12 september markeert de 42e herdenking van de meest gewelddadige militaire staatsgreep die Turkije in de XX en XXI eeuw heeft ondergaan.
Turkije heeft verschillende militaire staatsgrepen ondergaan: 27 mei 1960, 12 maart 1971, 12 september 1980, 17 april 1993, 28 februari 1997, 27 april 2007. In de afgelopen jaren zet dit proces van zachte staatsgrepen zich voort onder Erdogan.
Op 12 september 1980 nam een Nationale Veiligheidsraad, waarin de chef van de generale staf, generaal Kenan Evren, en de stafchefs van het leger en de veiligheidstroepen zitting hadden, de macht over door de staat van beleg in het hele land uit te roepen. Politici, van Ecevit tot Demirel, Erbakan, Turken worden gearresteerd, de Nationale Vergadering wordt ontbonden en de activiteiten van verenigingen en vakbonden worden verboden. De junta strekt zich uit tot een gepensioneerde admiraal, die premier wordt, Bulent Ulusu.
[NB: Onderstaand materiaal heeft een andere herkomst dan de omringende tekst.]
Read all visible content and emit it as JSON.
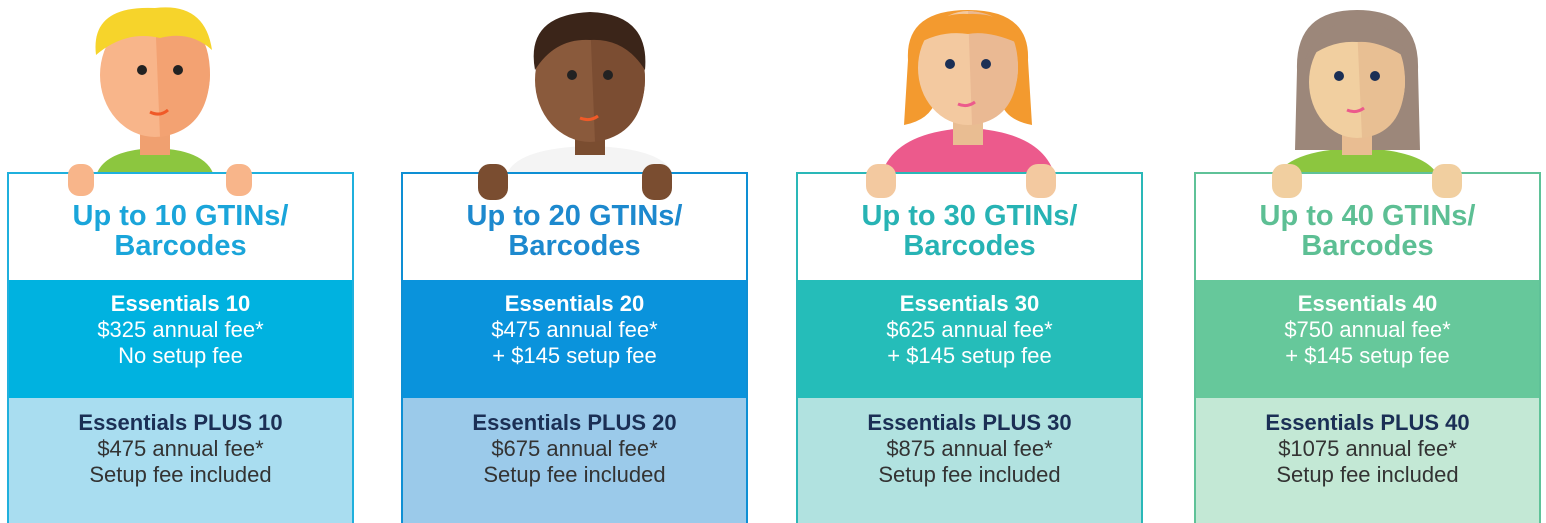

In de acht en een halve maand die volgden op het bloedbad van Maraş, eind december 1979, waren er minstens 3856 doden. Die van 12 september 1980 was de derde staatsgreep in Turkije in dertig jaar. De eerste was die van 27 mei 1960, de tweede die van 12 maart 1971. Tussen 1971 en 1984 bereikt geweld en repressie tegen de Koerden en tegen links een hoogtepunt. Een generatie wordt in wezen vernietigd.
De tragische afloop van de coup van 12 september:
650.000 mensen werden gearresteerd.
1.683.000 mensen stonden op de zwarte lijst.
230.000 mensen werden berecht in 210.000 rechtszaken.
7.000 mensen werden aanbevolen voor de doodstraf.
517 mensen werden ter dood veroordeeld.
50 van degenen die de doodstraf kregen, werden geëxecuteerd (26 politieke gevangenen, 23 criminelen en 1 militant uit Asala, Armenië).
De dossiers van 259 mensen, die waren aanbevolen voor de doodstraf, werden naar de Nationale Vergadering gestuurd.
71.000 mensen werden berecht op grond van de artikelen 141, 142 en 163 van het Turkse wetboek van strafrecht.
98.404 mensen werden berecht op beschuldiging van lidmaatschap van een linkse, een rechtse, een nationalistische, een conservatieve, enz. organisatie.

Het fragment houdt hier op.